APSI Visiting Scholars’ Seminar
Xi Chen; Ran Xu
In this April 2026 seminar, two visiting scholars, Xi Chen and Ran Xu, will share findings from their research, inviting the audience to engage with questions and feedback:
Xi Chen—“Exit and Voice in Extraordinary Times: Popular Contention in Pandemic China”
Abstract:
In normal times, the Chinese government has been remarkably sophisticated in dealing with societal discontent, allowing citizens to make claims via complaints and petitions, and often tolerating social protests. However, its stringent zero-COVID policy around 2022 created strong incentives for citizens to seek alternative expressions of grievances and dissent. China thus experienced both a significant wave of emigration attempts and novel forms of citizen activism, such as performance art and the White Paper Movement. This talk examines citizens' strategies of exit and voice and their impact on the government's pandemic policy.
Ran Xu—“Running for Survival: Tibetan Antelope Conservation and China’s Environmental Movement in the 1990s”
Abstract:
Across the windswept uplands of the Chang Tang, the Tibetan antelope—chiru—once roamed in vast herds, their migrations echoing an ancient rhythm of life and survival.
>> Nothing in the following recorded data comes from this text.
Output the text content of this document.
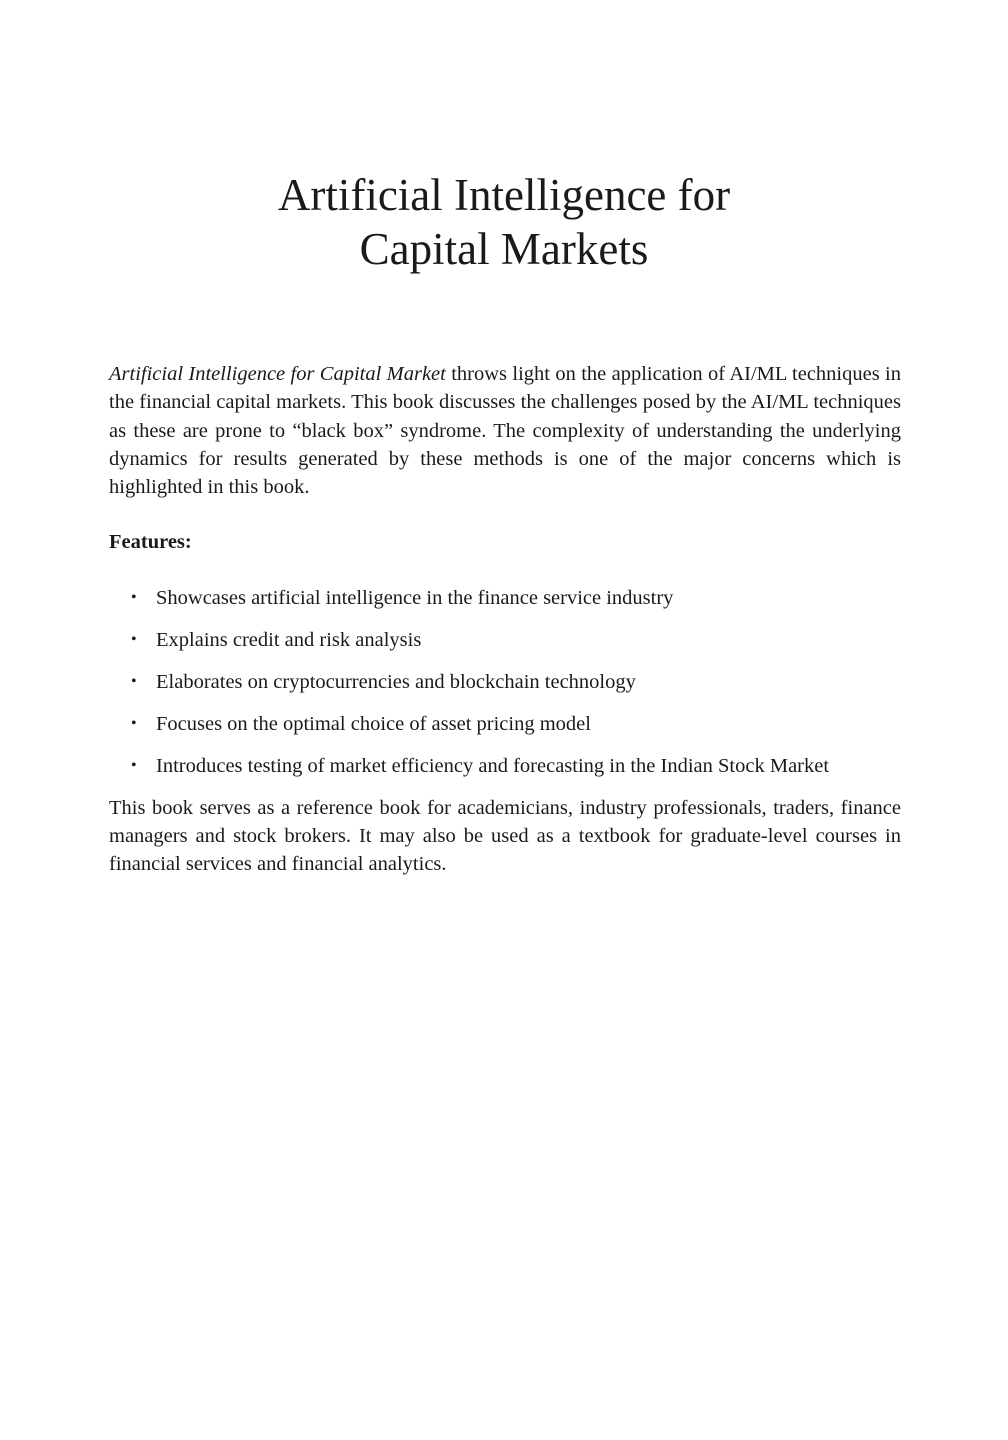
Artificial Intelligence for
Capital Markets

Artificial Intelligence for Capital Market throws light on the application of AI/ML techniques in the financial capital markets. This book discusses the challenges posed by the AI/ML techniques as these are prone to “black box” syndrome. The complexity of understanding the underlying dynamics for results generated by these methods is one of the major concerns which is highlighted in this book.

Features:

• Showcases artificial intelligence in the finance service industry
• Explains credit and risk analysis
• Elaborates on cryptocurrencies and blockchain technology
• Focuses on the optimal choice of asset pricing model
• Introduces testing of market efficiency and forecasting in the Indian Stock Market

This book serves as a reference book for academicians, industry professionals, traders, finance managers and stock brokers. It may also be used as a textbook for graduate-level courses in financial services and financial analytics.
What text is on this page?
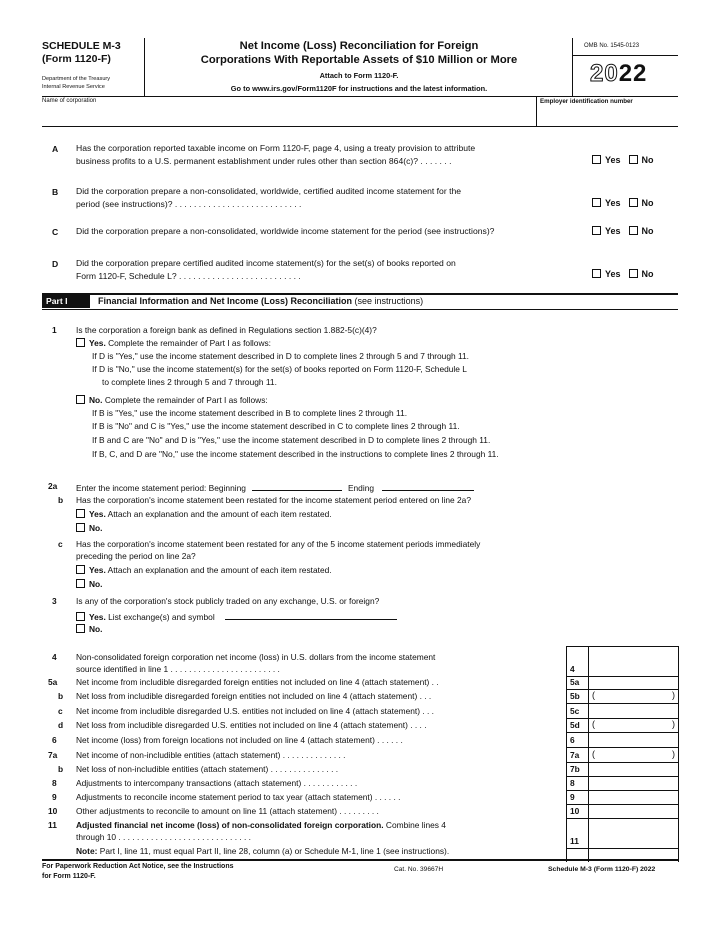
SCHEDULE M-3
(Form 1120-F)
Department of the Treasury
Internal Revenue Service
Net Income (Loss) Reconciliation for Foreign
Corporations With Reportable Assets of $10 Million or More
Attach to Form 1120-F.
Go to www.irs.gov/Form1120F for instructions and the latest information.
OMB No. 1545-0123
2022
Name of corporation	Employer identification number
A Has the corporation reported taxable income on Form 1120-F, page 4, using a treaty provision to attribute
business profits to a U.S. permanent establishment under rules other than section 864(c)? . . . . . . .	Yes No
B Did the corporation prepare a non-consolidated, worldwide, certified audited income statement for the
period (see instructions)? . . . . . . . . . . . . . . . . . . . . . . . . . . .	Yes No
C Did the corporation prepare a non-consolidated, worldwide income statement for the period (see instructions)?	Yes No
D Did the corporation prepare certified audited income statement(s) for the set(s) of books reported on
Form 1120-F, Schedule L? . . . . . . . . . . . . . . . . . . . . . . . . . .	Yes No
Part I	Financial Information and Net Income (Loss) Reconciliation (see instructions)
1 Is the corporation a foreign bank as defined in Regulations section 1.882-5(c)(4)?
Yes. Complete the remainder of Part I as follows:
If D is "Yes," use the income statement described in D to complete lines 2 through 5 and 7 through 11.
If D is "No," use the income statement(s) for the set(s) of books reported on Form 1120-F, Schedule L
to complete lines 2 through 5 and 7 through 11.
No. Complete the remainder of Part I as follows:
If B is "Yes," use the income statement described in B to complete lines 2 through 11.
If B is "No" and C is "Yes," use the income statement described in C to complete lines 2 through 11.
If B and C are "No" and D is "Yes," use the income statement described in D to complete lines 2 through 11.
If B, C, and D are "No," use the income statement described in the instructions to complete lines 2 through 11.
2a Enter the income statement period: Beginning	Ending
b Has the corporation's income statement been restated for the income statement period entered on line 2a?
Yes. Attach an explanation and the amount of each item restated.
No.
c Has the corporation's income statement been restated for any of the 5 income statement periods immediately
preceding the period on line 2a?
Yes. Attach an explanation and the amount of each item restated.
No.
3 Is any of the corporation's stock publicly traded on any exchange, U.S. or foreign?
Yes. List exchange(s) and symbol
No.
4 Non-consolidated foreign corporation net income (loss) in U.S. dollars from the income statement
source identified in line 1 . . . . . . . . . . . . . . . . . . . . . . . .	4
5a Net income from includible disregarded foreign entities not included on line 4 (attach statement) . .	5a
b Net loss from includible disregarded foreign entities not included on line 4 (attach statement) . . .	5b (	)
c Net income from includible disregarded U.S. entities not included on line 4 (attach statement) . . .	5c
d Net loss from includible disregarded U.S. entities not included on line 4 (attach statement) . . . .	5d (	)
6 Net income (loss) from foreign locations not included on line 4 (attach statement) . . . . . .	6
7a Net income of non-includible entities (attach statement) . . . . . . . . . . . . . .	7a (	)
b Net loss of non-includible entities (attach statement) . . . . . . . . . . . . . . .	7b
8 Adjustments to intercompany transactions (attach statement) . . . . . . . . . . . .	8
9 Adjustments to reconcile income statement period to tax year (attach statement) . . . . . .	9
10 Other adjustments to reconcile to amount on line 11 (attach statement) . . . . . . . . .	10
11 Adjusted financial net income (loss) of non-consolidated foreign corporation. Combine lines 4
through 10 . . . . . . . . . . . . . . . . . . . . . . . . . . . . .	11
Note: Part I, line 11, must equal Part II, line 28, column (a) or Schedule M-1, line 1 (see instructions).
For Paperwork Reduction Act Notice, see the Instructions
for Form 1120-F.
Cat. No. 39667H	Schedule M-3 (Form 1120-F) 2022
By the late twentieth century, however, global demand for shahtoosh, the so-called “king of wool,” had driven this creature to the edge of extinction. This paper explores how the Tibetan antelope crisis evolved from a borderland poaching issue into a formative moment in China’s emerging wildlife protection movement. Drawing on archival documents, Chinese media reports, and international NGO investigation materials, it traces the convergence of transnational enforcement efforts, domestic environmental narratives, and the activism of early Chinese ENGOs, particularly Friends of Nature, from the 1990s into the early 2000s. The study argues that the protection story was not simply the heroic narrative celebrated in mainstream official environmental discourse, but a complex process shaped by cross-border barter trade, transnational NGO interventions, and the dynamics of global capitalist fashion markets.
About the speakers:
Xi Chen is a Research Associate Professor at the School of Governance and Policy Science in the Chinese University of Hong Kong. His research encompasses resilient civil society in China, political economy, political sociology, comparative politics, historical institutionalism, social movements and contentious politics, Chinese politics.
Ran Xu is a PhD candidate at Renmin University. Her research focuses on environmental history, civil society and NGO studies, hydraulic history, economic history, and quantitative history.